Once the partitions have been created, you can add them to the corresponding RAID devices using "mdadm –add" commands. For example:
mdadm --add /dev/md0 /dev/sda1
Once added, the Linux kernel immediately starts re-syncing contents of the arrays onto the new drive. You can monitor progress via "cat /proc/mdstat". Syncing uses idle CPU cycles to avoid overloading a production system, so performance should not be affected too badly. The busier the server (and larger the partitions), the longer the re-sync will take.

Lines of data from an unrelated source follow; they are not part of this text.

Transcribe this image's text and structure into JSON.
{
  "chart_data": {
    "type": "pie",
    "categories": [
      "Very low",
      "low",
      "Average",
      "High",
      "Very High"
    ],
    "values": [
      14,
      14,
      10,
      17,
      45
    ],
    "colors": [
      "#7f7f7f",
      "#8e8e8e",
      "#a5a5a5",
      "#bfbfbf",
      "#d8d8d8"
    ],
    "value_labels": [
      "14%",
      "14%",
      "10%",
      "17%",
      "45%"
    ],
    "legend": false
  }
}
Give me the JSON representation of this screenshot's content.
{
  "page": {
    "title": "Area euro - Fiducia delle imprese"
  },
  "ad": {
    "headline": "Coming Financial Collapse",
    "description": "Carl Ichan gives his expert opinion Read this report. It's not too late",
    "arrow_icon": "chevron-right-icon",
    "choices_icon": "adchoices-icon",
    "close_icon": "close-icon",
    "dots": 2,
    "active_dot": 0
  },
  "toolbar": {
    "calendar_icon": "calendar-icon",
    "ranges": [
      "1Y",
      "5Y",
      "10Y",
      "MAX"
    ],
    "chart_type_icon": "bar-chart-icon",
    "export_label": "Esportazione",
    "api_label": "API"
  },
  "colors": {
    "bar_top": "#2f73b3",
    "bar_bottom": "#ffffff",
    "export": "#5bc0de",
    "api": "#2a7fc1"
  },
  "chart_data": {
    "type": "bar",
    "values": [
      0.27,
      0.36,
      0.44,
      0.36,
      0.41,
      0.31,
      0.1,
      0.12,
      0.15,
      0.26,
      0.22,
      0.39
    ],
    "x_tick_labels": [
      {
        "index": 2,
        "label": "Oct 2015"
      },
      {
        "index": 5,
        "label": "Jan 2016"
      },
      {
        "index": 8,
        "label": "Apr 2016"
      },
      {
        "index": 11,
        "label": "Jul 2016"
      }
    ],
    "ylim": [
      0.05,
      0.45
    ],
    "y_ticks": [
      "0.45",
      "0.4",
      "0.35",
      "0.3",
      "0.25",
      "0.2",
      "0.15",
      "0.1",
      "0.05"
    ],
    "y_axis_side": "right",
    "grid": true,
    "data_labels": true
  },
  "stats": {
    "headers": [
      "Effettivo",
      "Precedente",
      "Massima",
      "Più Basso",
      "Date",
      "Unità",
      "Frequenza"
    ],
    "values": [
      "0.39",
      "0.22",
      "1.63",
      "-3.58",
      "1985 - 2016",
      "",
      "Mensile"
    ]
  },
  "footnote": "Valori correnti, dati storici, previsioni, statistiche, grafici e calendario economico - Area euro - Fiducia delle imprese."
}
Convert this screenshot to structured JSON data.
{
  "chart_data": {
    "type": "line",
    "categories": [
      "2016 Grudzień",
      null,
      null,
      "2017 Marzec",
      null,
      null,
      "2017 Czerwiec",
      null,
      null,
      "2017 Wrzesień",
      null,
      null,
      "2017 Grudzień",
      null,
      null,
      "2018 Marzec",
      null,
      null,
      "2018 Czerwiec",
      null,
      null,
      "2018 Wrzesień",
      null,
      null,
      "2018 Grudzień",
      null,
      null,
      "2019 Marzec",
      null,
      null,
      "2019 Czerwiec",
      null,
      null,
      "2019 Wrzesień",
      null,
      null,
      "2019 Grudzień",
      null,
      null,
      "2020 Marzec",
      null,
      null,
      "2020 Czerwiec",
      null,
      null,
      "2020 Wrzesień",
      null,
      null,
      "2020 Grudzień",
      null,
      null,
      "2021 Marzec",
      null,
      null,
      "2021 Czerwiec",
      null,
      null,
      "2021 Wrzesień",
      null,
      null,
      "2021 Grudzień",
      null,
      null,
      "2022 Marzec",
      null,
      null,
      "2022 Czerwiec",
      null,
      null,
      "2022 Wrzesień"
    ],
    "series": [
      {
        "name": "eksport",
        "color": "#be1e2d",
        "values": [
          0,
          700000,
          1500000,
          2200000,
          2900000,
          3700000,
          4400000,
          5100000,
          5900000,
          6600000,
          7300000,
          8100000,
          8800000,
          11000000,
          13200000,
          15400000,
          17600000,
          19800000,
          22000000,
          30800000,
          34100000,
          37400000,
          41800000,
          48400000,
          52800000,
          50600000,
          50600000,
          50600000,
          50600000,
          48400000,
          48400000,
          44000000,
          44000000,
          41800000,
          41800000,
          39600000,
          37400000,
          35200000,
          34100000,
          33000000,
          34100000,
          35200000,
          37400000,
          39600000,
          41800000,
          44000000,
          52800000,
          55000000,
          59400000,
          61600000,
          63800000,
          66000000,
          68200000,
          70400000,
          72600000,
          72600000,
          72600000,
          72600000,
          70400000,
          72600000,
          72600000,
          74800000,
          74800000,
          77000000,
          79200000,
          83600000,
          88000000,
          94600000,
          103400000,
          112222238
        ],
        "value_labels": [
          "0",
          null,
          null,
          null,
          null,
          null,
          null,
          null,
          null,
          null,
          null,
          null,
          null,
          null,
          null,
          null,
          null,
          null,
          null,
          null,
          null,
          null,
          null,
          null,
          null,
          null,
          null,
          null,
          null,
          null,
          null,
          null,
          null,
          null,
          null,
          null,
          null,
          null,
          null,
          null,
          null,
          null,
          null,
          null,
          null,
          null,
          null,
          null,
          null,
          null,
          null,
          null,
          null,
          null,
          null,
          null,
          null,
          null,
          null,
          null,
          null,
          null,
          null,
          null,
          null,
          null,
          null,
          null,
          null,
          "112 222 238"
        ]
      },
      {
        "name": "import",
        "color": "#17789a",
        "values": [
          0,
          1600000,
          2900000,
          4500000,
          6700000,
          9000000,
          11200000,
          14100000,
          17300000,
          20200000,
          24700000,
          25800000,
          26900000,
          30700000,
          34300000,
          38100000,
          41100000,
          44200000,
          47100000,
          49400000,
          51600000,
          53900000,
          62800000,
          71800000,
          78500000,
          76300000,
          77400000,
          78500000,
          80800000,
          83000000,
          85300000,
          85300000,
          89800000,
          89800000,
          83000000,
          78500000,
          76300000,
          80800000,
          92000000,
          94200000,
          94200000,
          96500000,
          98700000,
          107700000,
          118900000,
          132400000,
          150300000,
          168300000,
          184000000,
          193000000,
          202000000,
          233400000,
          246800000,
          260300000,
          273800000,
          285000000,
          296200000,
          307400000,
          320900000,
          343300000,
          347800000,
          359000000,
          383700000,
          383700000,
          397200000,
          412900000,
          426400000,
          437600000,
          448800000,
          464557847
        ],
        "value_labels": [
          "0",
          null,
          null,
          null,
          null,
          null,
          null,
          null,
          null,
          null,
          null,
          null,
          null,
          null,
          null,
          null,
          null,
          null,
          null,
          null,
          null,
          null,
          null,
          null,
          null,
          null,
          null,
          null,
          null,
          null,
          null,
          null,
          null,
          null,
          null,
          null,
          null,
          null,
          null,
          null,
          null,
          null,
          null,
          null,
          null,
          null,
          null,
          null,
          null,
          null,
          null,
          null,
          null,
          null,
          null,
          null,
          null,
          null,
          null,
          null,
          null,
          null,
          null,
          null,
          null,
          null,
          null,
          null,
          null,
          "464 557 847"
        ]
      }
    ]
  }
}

Note that you don't have to wait until all partitions are re-synced servers can be on-line and in production while syncing is in progress: no data will be lost and eventually all drives will become synchronized.
Rebuild speed
If you need for whatever reason to reduce rebuild speed you can do it by doing the following (10mb/s in the example):
echo 10000 > /proc/sys/dev/raid/speed_limit_max
And to increase it (50mb/s) :
echo 50000 > /proc/sys/dev/raid/speed_limit_min
In theory, the rebuilding process has a low priority so it will ajust to disk usage. For example, if you are running a i/o intensive process, the rebuild speed will be decreased automatically to almost nothing (eg 1mb/s). There is situations where you need to manually ajust rebuilding speed, especially with virtualization. It happend once that my Xen host decided to check arrays and my Xen VM became unreponsive, the fix was simply to decrease rebuild speed manually.
Array restoration
Let say you have 2 partitions that are RAID array from a previous installation or whatever the case may be and you want to restore them. Simply do :
mdadm --assemble /dev/md0 /dev/sda1 /dev/sdb1
Mdadm email notifications when a drive failed
Simply edit mdadm.conf :
vi /etc/mdadm/mdadm.conf
... and add a MAILADDR line (with your email address) to the file, e.g. like this:
[...] MAILADDR you@yourdomain.com [...]
and restart mdadm
/etc/init.d/mdadm restart
/dev/md0 appear as /dev/md_d0 after reboot
I've recently had a little problem under Ubuntu. After creating an array (eg md0), I would reboot and it would reappear as /dev/md_d0. This is due to mdadm.conf not having the proper arrays UUID. It can be solved by doing the following :
- Stop the array
- Auto detect arrays
- Rewrite mdadm.conf
- Update initramfs
mdadm --stop /dev/md_d0
mdadm --auto-detect/usr/share/mdadm/mkconf force-generate /etc/mdadm/mdadm.conf
update-initramfs -uSummary
Linux software RAID is far more cost effective and flexible than hardware RAID, though it is more complex and requires manual intervention when replacing drives. In most situations, software RAID performance is as good (and often better) than an equivalent hardware RAID solution, all at a lower cost and with greater flexibility. When all you need are mirrored drives, software RAID is often the best choice.